Aucune disposition légale ne prévoyant un recours de pleine juridiction en matière d’accession d’un fonctionnaire à un grade supérieur au sien, voire un refus de ce faire, le tribunal est incompétent pour connaître du recours en réformation.

Quant à la décision de rejet implicite se dégageant du silence gardé par le ministre des Finances suite à la demande lui adressée en date du 14 décembre 1998 par Madame GROTZ, celle-ci fait valoir à l’appui de son recours que la décision ainsi déférée serait contraire aux dispositions de l’article 6 du règlement grand-ducal du 8 juin 1979 relatif à la procédure à suivre par les administrations relevant de l’Etat et des communes pour ne pas indiquer les motifs à sa base par l’énoncé au moins sommaire de la cause juridique qui lui sert de fondement et des circonstances de fait à sa base.

Il est constant que Madame GROTZ s’est adressée en date du 14 décembre 1998 à la fois au ministre de la Fonction publique et de la Réforme administrative et au ministre des Finances pour solliciter sa nomination au grade 11 avec effet au 1er juillet 1998, que le ministre de la Fonction publique l’a informée par courrier du 5 janvier 1999 que “ conformément à la Constitution et aux lois régissant la matière, les nominations des fonctionnaires sont proposées au Grand-Duc par le ministre du ressort ” et qu’il a partant fait parvenir à celui-ci la demande lui adressée ensemble avec une prise de position afférente, mais que le ministre des Finances n’a pas pris expressément position par rapport à la demande prévisée lui adressée par courrier du 14 décembre 1998.

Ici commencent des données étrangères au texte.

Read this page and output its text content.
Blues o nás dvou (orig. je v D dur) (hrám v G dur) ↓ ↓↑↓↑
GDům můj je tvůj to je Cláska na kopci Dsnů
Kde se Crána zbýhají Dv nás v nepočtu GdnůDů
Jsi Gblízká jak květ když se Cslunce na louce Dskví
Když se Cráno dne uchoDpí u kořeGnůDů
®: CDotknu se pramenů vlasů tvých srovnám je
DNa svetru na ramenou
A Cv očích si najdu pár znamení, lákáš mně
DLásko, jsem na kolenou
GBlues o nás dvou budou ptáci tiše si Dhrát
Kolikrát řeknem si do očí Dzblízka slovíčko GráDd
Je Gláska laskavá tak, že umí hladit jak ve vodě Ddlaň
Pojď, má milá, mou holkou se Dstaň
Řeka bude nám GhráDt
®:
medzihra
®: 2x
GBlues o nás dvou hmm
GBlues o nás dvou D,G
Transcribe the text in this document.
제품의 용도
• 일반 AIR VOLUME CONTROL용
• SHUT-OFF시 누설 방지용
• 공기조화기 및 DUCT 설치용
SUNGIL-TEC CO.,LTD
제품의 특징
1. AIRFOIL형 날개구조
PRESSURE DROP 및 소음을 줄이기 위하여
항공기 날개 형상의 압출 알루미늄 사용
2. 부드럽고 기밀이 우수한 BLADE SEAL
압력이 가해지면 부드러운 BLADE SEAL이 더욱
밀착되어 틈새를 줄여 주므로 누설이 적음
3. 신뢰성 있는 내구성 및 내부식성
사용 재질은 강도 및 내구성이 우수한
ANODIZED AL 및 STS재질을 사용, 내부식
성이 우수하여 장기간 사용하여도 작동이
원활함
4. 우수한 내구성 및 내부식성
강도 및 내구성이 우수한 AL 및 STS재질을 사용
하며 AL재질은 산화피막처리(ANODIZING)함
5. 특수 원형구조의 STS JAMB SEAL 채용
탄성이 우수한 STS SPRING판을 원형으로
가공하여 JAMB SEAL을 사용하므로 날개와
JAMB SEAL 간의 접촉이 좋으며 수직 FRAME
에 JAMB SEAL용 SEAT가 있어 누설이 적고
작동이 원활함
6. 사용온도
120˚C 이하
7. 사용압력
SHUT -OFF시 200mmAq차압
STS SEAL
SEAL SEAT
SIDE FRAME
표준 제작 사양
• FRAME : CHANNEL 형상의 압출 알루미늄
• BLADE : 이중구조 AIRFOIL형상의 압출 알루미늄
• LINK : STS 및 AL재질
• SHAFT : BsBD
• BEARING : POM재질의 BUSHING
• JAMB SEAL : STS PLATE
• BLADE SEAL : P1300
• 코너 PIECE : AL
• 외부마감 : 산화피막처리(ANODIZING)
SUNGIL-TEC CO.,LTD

Conformément à l’article 35 de la Constitution, c’est le Grand-Duc qui est investi du pouvoir de nommer aux emplois civils et militaires, conformément à la loi, et sauf les exceptions établies par elle. Une décision ministérielle de refus de soumettre au Grand-Duc un projet d’arrêté de nomination peut néanmoins s’analyser en une décision prise dans l’exercice de prérogatives de puissance publique qui, lorsqu’elle constitue une étape finale dans la procédure, est susceptible de faire grief à la personne concernée en affectant directement sa situation personnelle et en étant de nature à lui causer un préjudice individualisé (cf. trib. adm.

29 octobre 1998, n° 10684 du rôle, confirmé par Cour adm. 25 février 1999, n° 11015C du rôle, Pas. adm. 1/2000, V° Fonction publique, II. Promotion, n° 14) .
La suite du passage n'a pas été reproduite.